Specifications and features

The 2nd generation Ryzen series will feature the following four processors:

Ryzen 7 2700X will feature 8 cores / 16 threads, with a clock speed of 4.3/3.7 Ghz (boost/base) and 20MB of Smart Prefetch Cache.

Ryzen 7 2700 will feature 8 cores / 16 threads, with a clock speed of 4.1/3.2 Ghz (boost/base) and 20MB of Smart Prefetch Cache.

Ryzen 5 2600X will feature 6 cores / 12 threads, with a clock speed of 4.2/3.6 Ghz (boost/base) and 19MB of Smart Prefetch Cache.

Ryzen 5 2600 will feature 6 cores / 12 threads, with a clock speed of 3.9/3.4 Ghz (boost/base) and 19MB of Smart Prefetch Cache.

Buy the new processors on Overclockers (UK) or Amazon (US).

The RRP for each model will be as follows:

Ryzen 7 2700X at £299 / $329

Ryzen7 2700 at £259 / $299.

Ryzen 5 2600X at £209 / $229.

Ryzen 5 2600 at £169 / $199.

Along with having excellent performance, at an extremely competitive price, the second generation Ryzen processors will also come bundled with an extremely powerful AMD Wrath cooler, which will put many after market coolers to shame.

When you consider the price point at which these processors are entering the market, their performance and the additional of a highly competent cooler – this is going to cause some major disruption for Intel. For the first time in a while, AMD has draw level with Intel’s current processor product offering, while also remaining at a lower price.

AMD making overclocking as accessible as possible

It’s important to keep in mind that AMD keeps all of their processors ‘unlocked’, which means all of them are available for overclocking to gain that extra level of performance. With a very competent cooler that comes with the CPU as standard, and the inclusion of their latest overclocking software that makes the process as user-friendly as possible, it certainly looks like AMD are trying to bring overclocking out of the enthusiast realm into more of a mainstream arena.
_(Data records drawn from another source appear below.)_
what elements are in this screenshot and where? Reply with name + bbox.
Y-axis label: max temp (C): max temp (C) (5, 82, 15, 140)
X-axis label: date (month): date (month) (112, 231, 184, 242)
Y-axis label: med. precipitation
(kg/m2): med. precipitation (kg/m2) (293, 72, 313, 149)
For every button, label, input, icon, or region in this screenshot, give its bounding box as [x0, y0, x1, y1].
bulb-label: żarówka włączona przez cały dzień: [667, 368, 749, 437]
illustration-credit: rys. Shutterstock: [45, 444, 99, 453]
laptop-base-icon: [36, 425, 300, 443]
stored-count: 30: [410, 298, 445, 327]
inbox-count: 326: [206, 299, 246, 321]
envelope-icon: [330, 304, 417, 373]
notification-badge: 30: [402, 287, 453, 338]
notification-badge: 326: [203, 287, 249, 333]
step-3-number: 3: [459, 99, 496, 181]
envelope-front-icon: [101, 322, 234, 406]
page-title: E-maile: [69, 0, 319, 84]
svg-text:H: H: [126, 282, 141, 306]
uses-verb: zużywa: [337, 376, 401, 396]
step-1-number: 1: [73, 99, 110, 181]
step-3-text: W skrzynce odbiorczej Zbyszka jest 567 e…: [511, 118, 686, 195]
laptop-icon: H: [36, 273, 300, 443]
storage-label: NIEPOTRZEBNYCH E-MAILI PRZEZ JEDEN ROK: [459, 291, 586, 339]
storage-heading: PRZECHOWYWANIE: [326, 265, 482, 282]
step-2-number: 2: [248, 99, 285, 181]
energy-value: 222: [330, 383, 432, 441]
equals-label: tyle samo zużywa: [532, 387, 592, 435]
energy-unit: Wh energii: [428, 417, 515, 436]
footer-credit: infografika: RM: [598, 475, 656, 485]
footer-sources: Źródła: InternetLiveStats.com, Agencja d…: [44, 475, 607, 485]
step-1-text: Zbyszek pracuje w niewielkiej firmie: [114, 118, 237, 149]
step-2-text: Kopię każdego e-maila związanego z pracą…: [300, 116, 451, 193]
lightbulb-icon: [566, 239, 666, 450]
On the other hand, Intel’s processors are not unlocked as standard, so you’ll need to get yourself a ‘K’ model process to be able to overclock. These processors are more expensive than their identical counterparts apart from being unlocked, so you’re paying a premium just for the ability to overclock.

Combine this with the fact that you will need a very solid after market cooler to keep the temperature of your CPU under control, which can cost you up to £40/$50, ontop of the fact that you will be paying more money for the same level of performance with an Intel processor now thanks to the Ryzen 2’s highly competitive pricing… we’re struggling to find a reason why you wouldn’t pick up a Ryzen 2 over a Coffee Lake series from Intel.

Learn how to Overclock your AMD or Intel CPU with our guide here.

Ryzen 7 2700X vs Intel 8700k

The benchmarks that we’ve seen suggest that for programs that use a single core, the top offering from both AMD and Intel fall with a 1% performance difference of each other. So for operations such as gaming that favour fewer, faster cores over several, slower cores these processors will sit just about neck and neck.

This has historically always been a space where Intel has won out, as their individual cores were always more powerful in comparison. This advantage has waned considerably, down to essentially nothing at this point.

In multithread applications, such as video editing and rendering, the Ryzen 7 2700X sees around a 20% increase in speed over the 8700k. This is largely thanks to more cores as the 6 core / 12 thread 8700k will have a hard time keeping up with the raw power of the 8 core / 16 thread 2700X.

This level of difference is certainly not insignificant either. A 5 or even 10% difference between the two could be shrugged off, but a 20% lead is a substantial advantage for an offering that both comes with it’s own cooler, and even with that, is still a cheaper solution.

Check out our take on the constant struggle between AMD and Intel.

Our full review of the second generation Ryzen series will be up very shortly, where we will post our own findings on the new hardware. Untill then though, these chips are looking extremely promising and provide a great alternative to the consumer against Intel’s product line up.